I don’t do New Year’s Resolutions. I gave it up years ago after deciding that an asinine date wasn’t a good enough reason to start something; that if I wanted to make life changes, I should do it when I was ready and motivated, not based on popular customs. But I do, on occasion after being particularly reflective, set new intentions for myself. So, my intentions going forward into this year are:
- To be kind to myself through sleep, exercise and body therapies, and establish a new ‘normal’;
- To learn ways to ask for help when I need it, without feeling guilty or like I’m being a burden;
- To continue to work hard in school but not beat myself up over my GPA;
- To keep fighting like hell to do my job well, even on the days when I get thrown under the bus by others trying to protect themselves, because what I do matters for my students, for my coworkers, and for the lives my work allows me to touch (however indirectly) in the world’s emerging and impoverished economies.

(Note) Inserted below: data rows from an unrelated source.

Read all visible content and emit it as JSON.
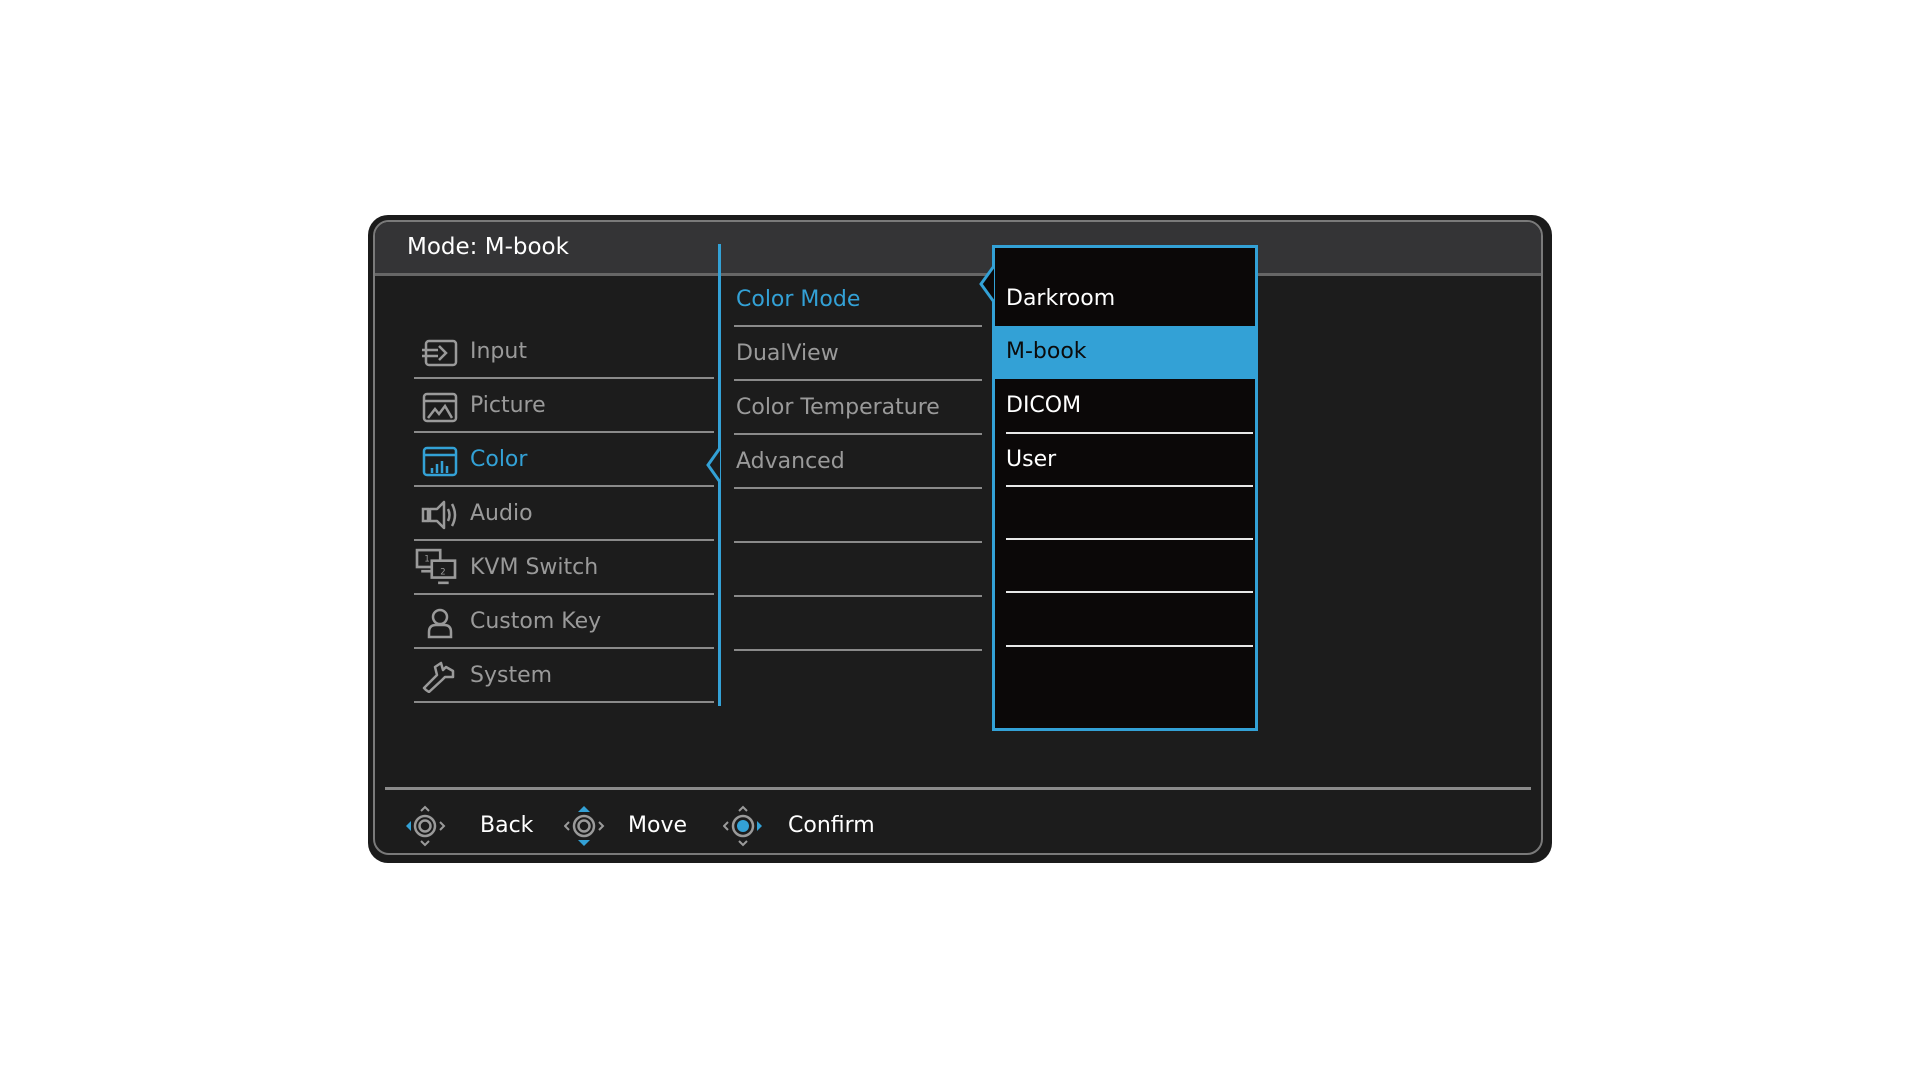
{
  "header": {
    "title": "Mode: M-book"
  },
  "main_menu": {
    "items": [
      {
        "label": "Input",
        "icon": "input-icon",
        "active": false
      },
      {
        "label": "Picture",
        "icon": "picture-icon",
        "active": false
      },
      {
        "label": "Color",
        "icon": "color-icon",
        "active": true
      },
      {
        "label": "Audio",
        "icon": "audio-icon",
        "active": false
      },
      {
        "label": "KVM Switch",
        "icon": "kvm-switch-icon",
        "active": false
      },
      {
        "label": "Custom Key",
        "icon": "custom-key-icon",
        "active": false
      },
      {
        "label": "System",
        "icon": "system-icon",
        "active": false
      }
    ]
  },
  "sub_menu": {
    "items": [
      {
        "label": "Color Mode",
        "active": true
      },
      {
        "label": "DualView",
        "active": false
      },
      {
        "label": "Color Temperature",
        "active": false
      },
      {
        "label": "Advanced",
        "active": false
      }
    ]
  },
  "options": {
    "items": [
      {
        "label": "Darkroom",
        "selected": false
      },
      {
        "label": "M-book",
        "selected": true
      },
      {
        "label": "DICOM",
        "selected": false
      },
      {
        "label": "User",
        "selected": false
      }
    ]
  },
  "footer": {
    "back_label": "Back",
    "move_label": "Move",
    "confirm_label": "Confirm"
  },
  "colors": {
    "accent": "#33a1d6",
    "background": "#1c1c1c",
    "header": "#343436",
    "text_inactive": "#9a9a9a"
  }
}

- To keep working with Munchkin, even when his sensory processing and communication difficulties are challenging;
- To continue to advocate for the equal treatment and open respect of – and increase my own understanding of – all people and cultures, regardless of race, gender, ethnicity, politics, sexual orientation, religious belief (or lack thereof), age, disability, or any other distinguishing factor, as I feel that this is what I give back to the world for everything I have and all the amazing people I’ve been blessed to meet;
- To continue to keep an eye out for a man who will be a worthy partner, but also to protect my heart and be very selective in who I allow in; and
- To be more purposeful in spiritual pursuit… to pray, meditate, read, ponder, discuss, build up, and reflect in meaningful ways on the work of the Architect of the Universe in my life.
To these ends, I do not put a time limit, as I think these are lifelong processes. But putting them in writing creates intention, and a way to reflect back later. I would encourage each of you to do the same, if you feel this speaks to you in some way.